There was no telephone at Hurdman's. One of the men working there went to Glen Rhoda to call a doctor and the coroner. I sat down, weak and shaky and waited. Perhaps I should have gone with him and done the telephoning myself, after which it would have been possible to let you know sooner, but the men at Hurdman's were total strangers and it seemed better to stay.
They came in about an hour, followed by a man with the hearse, by the undertaker and the sheriff. They took him out of the boat, covered him on the cot, and carried him to the hearse. Then the coroner took me home.
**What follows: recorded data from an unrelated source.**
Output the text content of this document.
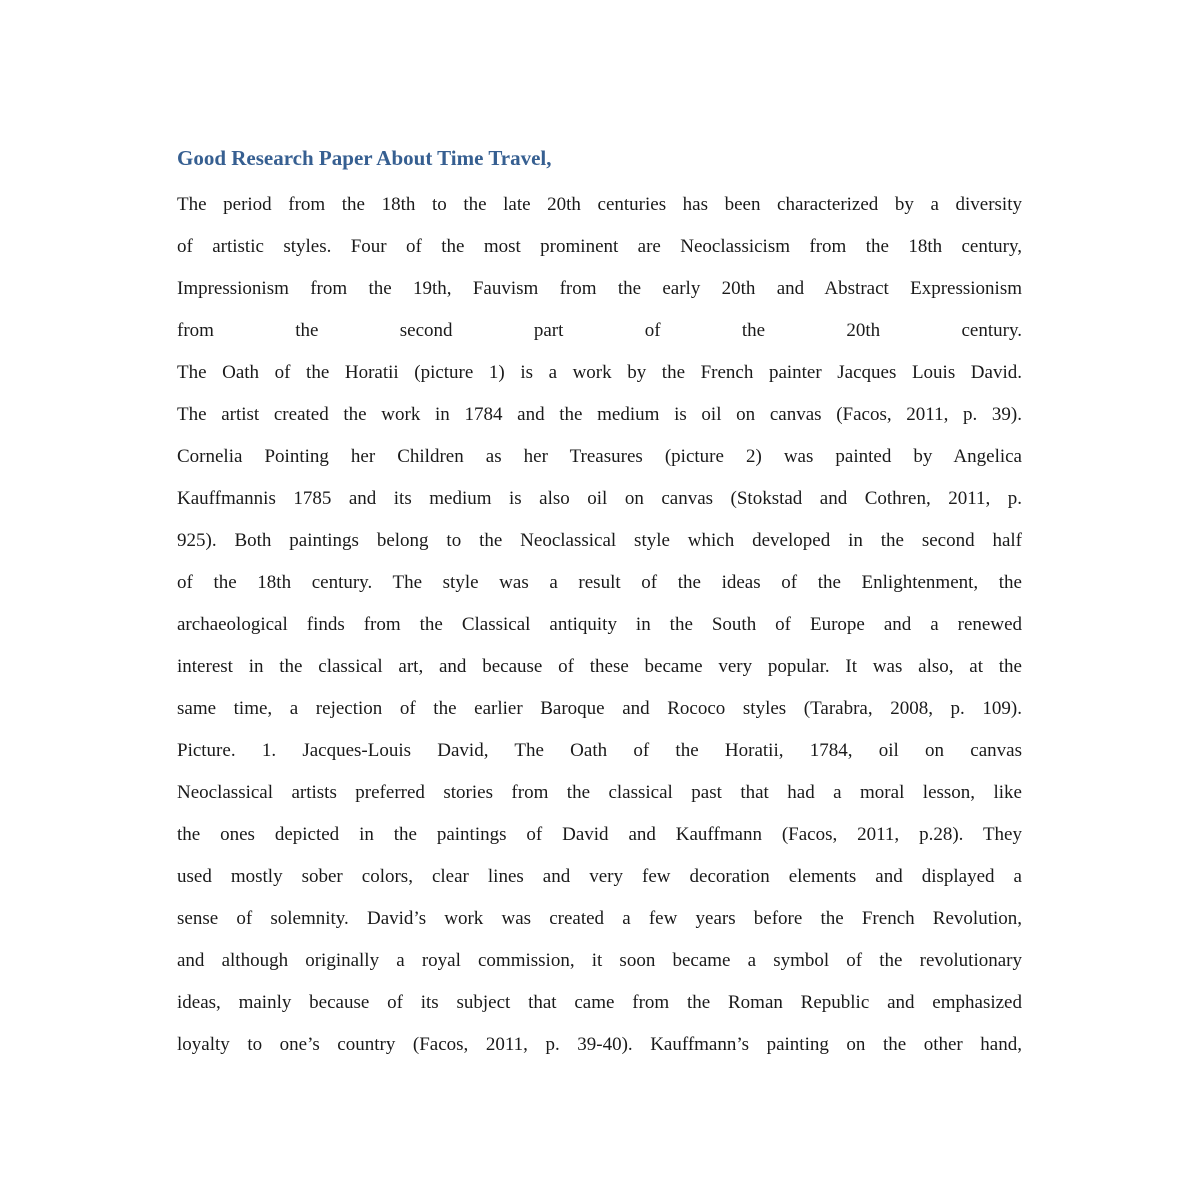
Good Research Paper About Time Travel,
The period from the 18th to the late 20th centuries has been characterized by a diversity
of artistic styles. Four of the most prominent are Neoclassicism from the 18th century,
Impressionism from the 19th, Fauvism from the early 20th and Abstract Expressionism
from the second part of the 20th century.
The Oath of the Horatii (picture 1) is a work by the French painter Jacques Louis David.
The artist created the work in 1784 and the medium is oil on canvas (Facos, 2011, p. 39).
Cornelia Pointing her Children as her Treasures (picture 2) was painted by Angelica
Kauffmannis 1785 and its medium is also oil on canvas (Stokstad and Cothren, 2011, p.
925). Both paintings belong to the Neoclassical style which developed in the second half
of the 18th century. The style was a result of the ideas of the Enlightenment, the
archaeological finds from the Classical antiquity in the South of Europe and a renewed
interest in the classical art, and because of these became very popular. It was also, at the
same time, a rejection of the earlier Baroque and Rococo styles (Tarabra, 2008, p. 109).
Picture. 1. Jacques-Louis David, The Oath of the Horatii, 1784, oil on canvas
Neoclassical artists preferred stories from the classical past that had a moral lesson, like
the ones depicted in the paintings of David and Kauffmann (Facos, 2011, p.28). They
used mostly sober colors, clear lines and very few decoration elements and displayed a
sense of solemnity. David’s work was created a few years before the French Revolution,
and although originally a royal commission, it soon became a symbol of the revolutionary
ideas, mainly because of its subject that came from the Roman Republic and emphasized
loyalty to one’s country (Facos, 2011, p. 39-40). Kauffmann’s painting on the other hand,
Mrs. Reed said, "We must go at once to Mrs. Lane. That's what I'd want Mr. Lane to do had it been you." The rest you know, and though it has not been easy to relive that day in memory, if it has done anything to assuage the sorrow of Mrs. Lane, I am well repaid.
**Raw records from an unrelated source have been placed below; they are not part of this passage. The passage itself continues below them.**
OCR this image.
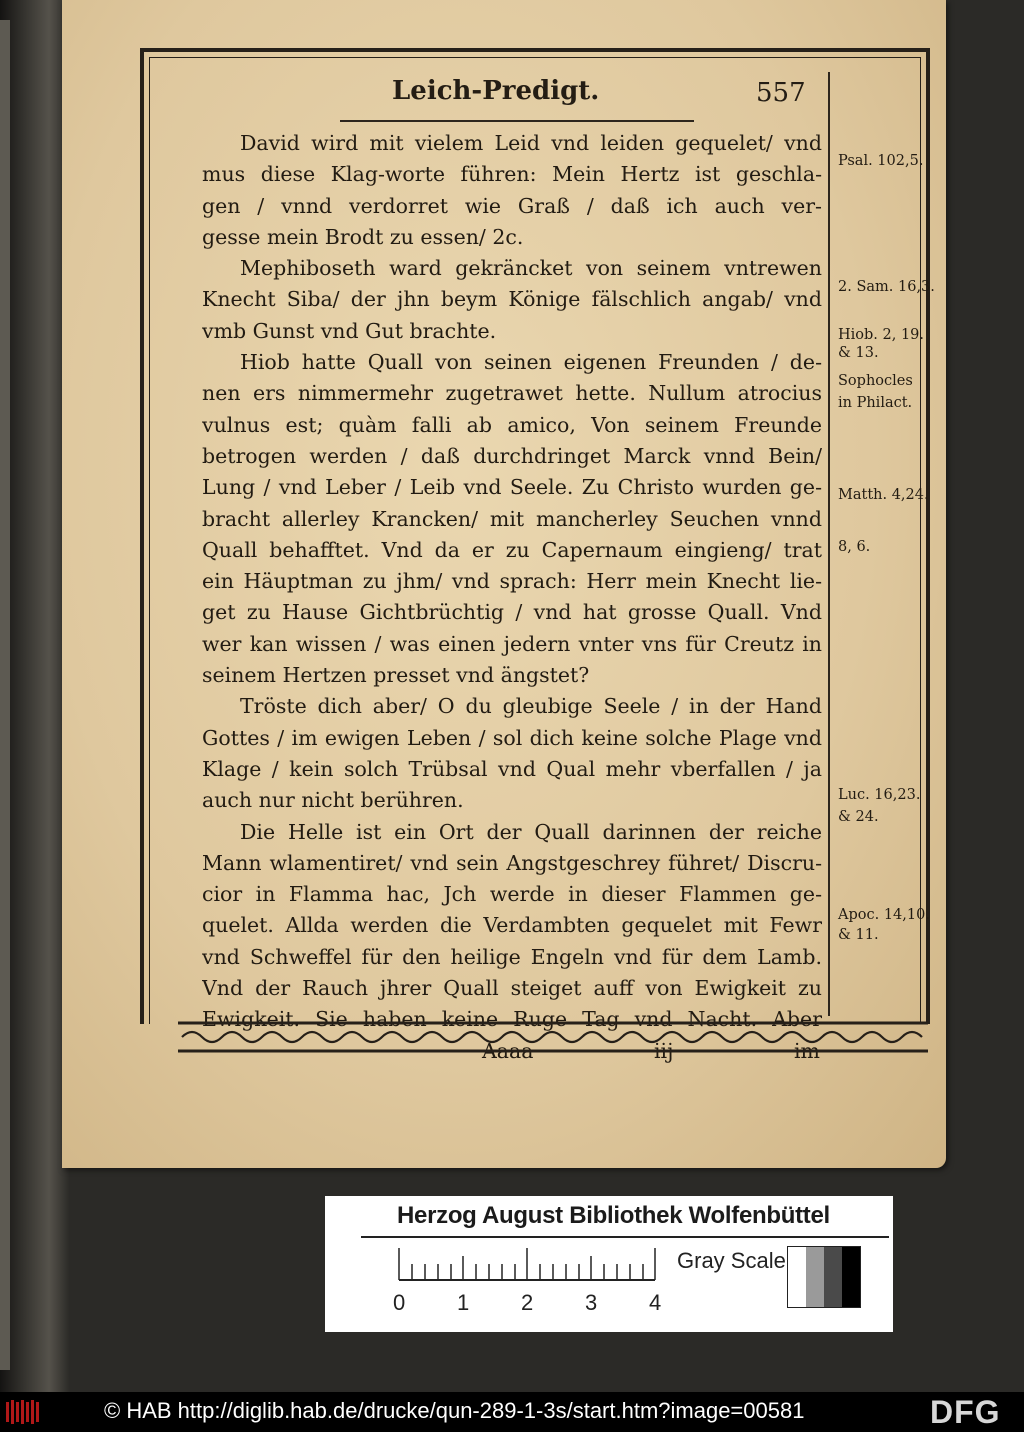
Leich-Predigt.	557
David wird mit vielem Leid vnd leiden gequelet/ vnd
mus diese Klag-worte führen: Mein Hertz ist geschla-
gen / vnnd verdorret wie Graß / daß ich auch ver-
gesse mein Brodt zu essen/ 2c.
Mephiboseth ward gekräncket von seinem vntrewen
Knecht Siba/ der jhn beym Könige fälschlich angab/ vnd
vmb Gunst vnd Gut brachte.
Hiob hatte Quall von seinen eigenen Freunden / de-
nen ers nimmermehr zugetrawet hette. Nullum atrocius
vulnus est; quàm falli ab amico, Von seinem Freunde
betrogen werden / daß durchdringet Marck vnnd Bein/
Lung / vnd Leber / Leib vnd Seele. Zu Christo wurden ge-
bracht allerley Krancken/ mit mancherley Seuchen vnnd
Quall behafftet. Vnd da er zu Capernaum eingieng/ trat
ein Häuptman zu jhm/ vnd sprach: Herr mein Knecht lie-
get zu Hause Gichtbrüchtig / vnd hat grosse Quall. Vnd
wer kan wissen / was einen jedern vnter vns für Creutz in
seinem Hertzen presset vnd ängstet?
Tröste dich aber/ O du gleubige Seele / in der Hand
Gottes / im ewigen Leben / sol dich keine solche Plage vnd
Klage / kein solch Trübsal vnd Qual mehr vberfallen / ja
auch nur nicht berühren.
Die Helle ist ein Ort der Quall darinnen der reiche
Mann wlamentiret/ vnd sein Angstgeschrey führet/ Discru-
cior in Flamma hac, Jch werde in dieser Flammen ge-
quelet. Allda werden die Verdambten gequelet mit Fewr
vnd Schweffel für den heilige Engeln vnd für dem Lamb.
Vnd der Rauch jhrer Quall steiget auff von Ewigkeit zu
Ewigkeit. Sie haben keine Ruge Tag vnd Nacht. Aber
Aaaa iij im
Psal. 102,5.
2. Sam. 16,3.
Hiob. 2, 19.
& 13.
Sophocles
in Philact.
Matth. 4,24.
8, 6.
Luc. 16,23.
& 24.
Apoc. 14,10.
& 11.
Herzog August Bibliothek Wolfenbüttel
0 1 2 3 4
Gray Scale
© HAB http://diglib.hab.de/drucke/qun-289-1-3s/start.htm?image=00581	DFG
Our association in this tragic misfortune has brought us closer to her. We hope that time will heal her wounds of spirit and that our future acquaintance may be marked, not by sad memories, but by many occasions of pleasure and happiness. To you all, we send every assurance of our deepest and kindest regard.
Maurice L. Reed
1940 U.S. census, Cook County, Illinois, population schedule, Chicago, enumeration district (ED) 103-2612, sheet 14A, page 37814 (stamped), dwelling 287, Malcolm D. Lane; digital image, Ancestry (http://www.ancestry.com: accessed 20 Nov 2012); citing NARA microfilm publication T627, roll 1004.
So who was this man, first name unknown, who had died while out fishing on Crystal Lake? I went online to Ancestry and did some research, and concluded that he was Malcolm D. Lane, a newspaper accountant, who lived in Chicago with his wife Hilda and their two children Daniel and Alice. Their address on the 1940 census was the same one that my grandfather wrote to, and I also noted that Hilda's parents lived with them. I hope they were a comfort to her after she became a widow.
I don't know whether Mrs. Lane ever came back to Crystal Lake. Somehow I doubt it - the United States was heading into World War 2, and gasoline rationing was becoming more strict, ruling out pleasure trips. The Ancestry Family Trees that I've seen online don't seem to have Malcolm Lane's date or place of death. Perhaps this letter, written over 70 years ago, will fill in the blanks for his descendants.